The purpose of this paper is to update the fractionator variance predictor proposed in Cruz-Orive (1990) in the light of more recent results.

In the latter paper the target quantity was the number *N* of particles in a fixed and bounded subset *X* ⊂ ℝ^{3}, for instance the number of neurons in a well-defined brain compartment. To estimate *N* the object *X* was first split into serial slices of a constant thickness. A systematic subset of slices was drawn with a known sampling fraction, and this subset was split into odd- and even-numbered slices (this design was originally proposed by Gundersen, 1986). After an arbitrary chain of further subsampling stages, the variance predictor was computed from the corresponding two particle number estimates.

The main shortcomings of the current approach may be summarized as follows.
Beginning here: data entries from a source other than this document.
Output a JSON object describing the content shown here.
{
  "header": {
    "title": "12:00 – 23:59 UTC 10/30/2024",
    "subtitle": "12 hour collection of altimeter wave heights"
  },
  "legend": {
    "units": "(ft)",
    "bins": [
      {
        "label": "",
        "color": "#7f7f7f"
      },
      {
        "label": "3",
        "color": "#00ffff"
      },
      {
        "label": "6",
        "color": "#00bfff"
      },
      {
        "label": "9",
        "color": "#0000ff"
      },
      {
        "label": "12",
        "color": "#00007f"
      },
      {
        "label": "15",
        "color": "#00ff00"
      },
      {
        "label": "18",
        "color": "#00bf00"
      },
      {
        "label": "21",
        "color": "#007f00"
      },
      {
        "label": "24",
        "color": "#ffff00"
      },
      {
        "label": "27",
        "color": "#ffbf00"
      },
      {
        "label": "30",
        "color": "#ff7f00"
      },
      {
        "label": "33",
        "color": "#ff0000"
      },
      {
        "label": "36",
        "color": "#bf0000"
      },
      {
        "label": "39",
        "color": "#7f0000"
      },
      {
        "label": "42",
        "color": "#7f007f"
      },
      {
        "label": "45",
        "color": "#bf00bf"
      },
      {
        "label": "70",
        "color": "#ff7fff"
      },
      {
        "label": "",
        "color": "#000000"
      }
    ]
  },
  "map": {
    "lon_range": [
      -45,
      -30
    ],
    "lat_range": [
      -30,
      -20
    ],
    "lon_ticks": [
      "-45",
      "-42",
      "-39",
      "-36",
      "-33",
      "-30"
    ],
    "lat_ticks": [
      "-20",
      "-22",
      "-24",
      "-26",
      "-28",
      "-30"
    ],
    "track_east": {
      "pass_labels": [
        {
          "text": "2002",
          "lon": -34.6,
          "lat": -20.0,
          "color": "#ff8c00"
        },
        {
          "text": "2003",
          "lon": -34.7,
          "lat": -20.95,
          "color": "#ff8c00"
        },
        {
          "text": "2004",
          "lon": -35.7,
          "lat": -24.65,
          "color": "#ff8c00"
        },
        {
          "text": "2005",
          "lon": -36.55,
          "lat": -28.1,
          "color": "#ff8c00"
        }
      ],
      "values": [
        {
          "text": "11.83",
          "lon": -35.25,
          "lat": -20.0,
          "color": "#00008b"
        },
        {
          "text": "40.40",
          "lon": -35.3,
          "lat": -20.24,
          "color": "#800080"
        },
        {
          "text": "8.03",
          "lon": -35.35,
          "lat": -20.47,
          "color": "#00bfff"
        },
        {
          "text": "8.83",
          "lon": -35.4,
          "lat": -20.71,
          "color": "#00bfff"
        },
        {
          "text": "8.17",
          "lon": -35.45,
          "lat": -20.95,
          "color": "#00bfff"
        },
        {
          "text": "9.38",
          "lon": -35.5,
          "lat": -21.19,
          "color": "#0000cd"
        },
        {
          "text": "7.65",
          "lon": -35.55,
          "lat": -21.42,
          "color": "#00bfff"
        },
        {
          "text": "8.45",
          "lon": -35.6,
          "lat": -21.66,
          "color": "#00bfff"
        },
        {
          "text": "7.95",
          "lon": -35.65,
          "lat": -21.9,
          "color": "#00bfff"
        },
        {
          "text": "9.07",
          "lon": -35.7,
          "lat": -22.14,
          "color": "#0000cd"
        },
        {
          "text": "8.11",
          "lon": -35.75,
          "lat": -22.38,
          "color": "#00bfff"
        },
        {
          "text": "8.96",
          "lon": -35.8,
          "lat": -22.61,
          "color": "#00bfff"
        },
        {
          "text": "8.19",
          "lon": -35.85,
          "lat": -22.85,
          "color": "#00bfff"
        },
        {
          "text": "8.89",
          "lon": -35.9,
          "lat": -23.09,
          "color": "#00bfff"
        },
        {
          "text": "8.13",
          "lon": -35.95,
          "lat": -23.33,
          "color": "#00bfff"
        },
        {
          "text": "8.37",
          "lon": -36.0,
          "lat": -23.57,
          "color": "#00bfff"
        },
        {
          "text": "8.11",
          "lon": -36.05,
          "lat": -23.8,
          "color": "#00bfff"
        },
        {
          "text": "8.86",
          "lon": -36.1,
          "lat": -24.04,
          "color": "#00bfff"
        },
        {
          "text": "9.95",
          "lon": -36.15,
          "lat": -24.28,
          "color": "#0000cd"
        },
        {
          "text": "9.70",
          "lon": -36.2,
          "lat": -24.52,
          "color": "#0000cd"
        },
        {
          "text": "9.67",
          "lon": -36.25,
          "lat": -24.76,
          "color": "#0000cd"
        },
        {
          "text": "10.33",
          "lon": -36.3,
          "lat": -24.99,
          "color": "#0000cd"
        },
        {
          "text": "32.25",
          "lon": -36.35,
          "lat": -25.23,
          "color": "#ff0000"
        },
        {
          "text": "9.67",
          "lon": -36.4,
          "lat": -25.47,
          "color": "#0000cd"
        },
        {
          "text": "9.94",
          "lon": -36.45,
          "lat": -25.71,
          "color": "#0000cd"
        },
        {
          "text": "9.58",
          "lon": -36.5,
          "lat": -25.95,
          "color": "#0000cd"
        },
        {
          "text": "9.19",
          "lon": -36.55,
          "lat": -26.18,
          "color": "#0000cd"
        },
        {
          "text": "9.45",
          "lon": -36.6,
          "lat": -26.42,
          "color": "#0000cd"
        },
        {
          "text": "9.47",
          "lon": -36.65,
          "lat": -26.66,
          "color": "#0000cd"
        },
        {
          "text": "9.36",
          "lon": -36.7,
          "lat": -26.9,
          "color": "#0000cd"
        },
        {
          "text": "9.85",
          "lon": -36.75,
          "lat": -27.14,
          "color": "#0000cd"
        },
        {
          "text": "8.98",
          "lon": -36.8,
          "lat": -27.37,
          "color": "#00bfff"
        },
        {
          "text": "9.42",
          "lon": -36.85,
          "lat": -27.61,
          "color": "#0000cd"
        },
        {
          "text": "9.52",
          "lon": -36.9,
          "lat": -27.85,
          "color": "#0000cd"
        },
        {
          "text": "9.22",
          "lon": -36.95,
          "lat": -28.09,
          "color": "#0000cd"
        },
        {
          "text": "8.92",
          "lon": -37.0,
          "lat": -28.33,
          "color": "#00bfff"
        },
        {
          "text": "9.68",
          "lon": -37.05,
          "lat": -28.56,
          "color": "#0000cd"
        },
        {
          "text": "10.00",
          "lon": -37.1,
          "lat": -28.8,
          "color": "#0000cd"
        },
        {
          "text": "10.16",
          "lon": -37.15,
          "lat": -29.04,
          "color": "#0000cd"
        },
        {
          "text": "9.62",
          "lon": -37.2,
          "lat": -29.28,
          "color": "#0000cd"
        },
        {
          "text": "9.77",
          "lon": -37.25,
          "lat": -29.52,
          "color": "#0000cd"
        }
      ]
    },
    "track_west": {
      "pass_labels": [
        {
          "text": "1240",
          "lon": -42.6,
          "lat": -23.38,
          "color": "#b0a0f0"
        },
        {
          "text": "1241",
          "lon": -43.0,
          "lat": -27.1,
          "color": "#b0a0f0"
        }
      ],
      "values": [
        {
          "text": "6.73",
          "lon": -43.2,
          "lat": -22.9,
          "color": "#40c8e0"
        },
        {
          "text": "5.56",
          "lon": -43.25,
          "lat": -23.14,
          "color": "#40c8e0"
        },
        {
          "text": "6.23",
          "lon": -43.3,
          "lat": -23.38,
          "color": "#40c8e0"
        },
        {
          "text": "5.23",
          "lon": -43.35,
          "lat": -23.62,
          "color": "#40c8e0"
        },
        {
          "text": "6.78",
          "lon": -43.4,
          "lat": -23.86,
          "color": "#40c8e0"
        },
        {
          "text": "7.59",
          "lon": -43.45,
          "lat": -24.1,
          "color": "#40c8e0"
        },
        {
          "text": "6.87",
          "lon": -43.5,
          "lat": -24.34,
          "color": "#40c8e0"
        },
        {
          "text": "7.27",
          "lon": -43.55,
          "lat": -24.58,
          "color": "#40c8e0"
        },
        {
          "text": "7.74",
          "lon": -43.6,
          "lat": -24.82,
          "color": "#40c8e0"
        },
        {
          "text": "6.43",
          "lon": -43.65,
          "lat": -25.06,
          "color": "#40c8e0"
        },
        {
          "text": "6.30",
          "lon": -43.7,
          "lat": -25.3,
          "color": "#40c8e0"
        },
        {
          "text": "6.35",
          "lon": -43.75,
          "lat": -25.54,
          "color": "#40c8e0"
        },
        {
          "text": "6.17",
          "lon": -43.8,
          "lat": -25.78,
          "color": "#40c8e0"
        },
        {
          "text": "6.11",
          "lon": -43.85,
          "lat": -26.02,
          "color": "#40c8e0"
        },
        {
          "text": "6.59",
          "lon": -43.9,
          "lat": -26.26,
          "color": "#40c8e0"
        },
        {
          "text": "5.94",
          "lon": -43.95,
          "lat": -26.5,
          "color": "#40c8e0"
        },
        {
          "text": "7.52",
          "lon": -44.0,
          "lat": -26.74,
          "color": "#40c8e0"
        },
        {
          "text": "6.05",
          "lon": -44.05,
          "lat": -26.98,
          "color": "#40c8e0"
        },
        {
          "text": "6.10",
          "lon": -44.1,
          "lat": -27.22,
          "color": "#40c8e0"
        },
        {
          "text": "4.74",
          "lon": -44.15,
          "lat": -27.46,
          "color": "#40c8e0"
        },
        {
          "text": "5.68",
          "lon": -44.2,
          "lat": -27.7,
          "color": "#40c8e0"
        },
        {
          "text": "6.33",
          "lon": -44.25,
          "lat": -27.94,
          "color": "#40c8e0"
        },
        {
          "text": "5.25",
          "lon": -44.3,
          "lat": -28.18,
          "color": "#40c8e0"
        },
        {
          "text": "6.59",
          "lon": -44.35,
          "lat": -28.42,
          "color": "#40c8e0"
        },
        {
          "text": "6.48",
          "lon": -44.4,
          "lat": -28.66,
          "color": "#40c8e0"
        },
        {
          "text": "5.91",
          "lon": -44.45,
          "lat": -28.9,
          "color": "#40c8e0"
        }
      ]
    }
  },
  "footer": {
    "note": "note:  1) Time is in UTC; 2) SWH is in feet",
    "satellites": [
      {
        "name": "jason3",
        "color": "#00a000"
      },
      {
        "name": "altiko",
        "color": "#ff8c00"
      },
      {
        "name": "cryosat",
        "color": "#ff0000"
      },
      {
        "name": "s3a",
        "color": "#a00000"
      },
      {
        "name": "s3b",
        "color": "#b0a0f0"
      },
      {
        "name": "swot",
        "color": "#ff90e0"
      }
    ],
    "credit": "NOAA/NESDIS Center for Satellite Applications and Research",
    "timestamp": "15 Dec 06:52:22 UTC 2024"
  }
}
- 1The basic probes should be slabs (because the target is particle number), but the model used, leading notably to assumption (7) in Cruz-Orive (1990), was based on plane sections. No account was therefore taken of the fact that the estimator variance should rapidly decrease as the gap between consecutive slices decreases. We introduce the slice thickness effect making use of the result (5.16) from Gual-Arnau & Cruz-Orive (1998).
- 2As mentioned above, the number of particles contained in the odd- and even-numbered slice subsets was estimated by further subsampling stages, leading to estimation or ‘local’ errors that were also not taken into account. This is achieved using the model described in Cruz-Orive (1999, eq. 3.4).

In addition, we generalize the design in Cruz-Orive (1990) in the following way.

- 3We develop a general variance predictor (Eq. 2.27) for the case in which the initial slice sample is split not necessarily into two, but into
*n*systematic subsets, (*n*= 2, 3, … ).

The mentioned general variance predictor is discussed in Section 4 for the particular case of *n* = 2 in two common situations, namely for ordinary Cavalieri disectors (Subsection 4.1) and for double disectors (Subsection 4.3). The latter have the advantage that the local errors can be estimated directly without resorting to particle arrangement models such as Poisson’s. The formulae are illustrated in each case with numerical examples.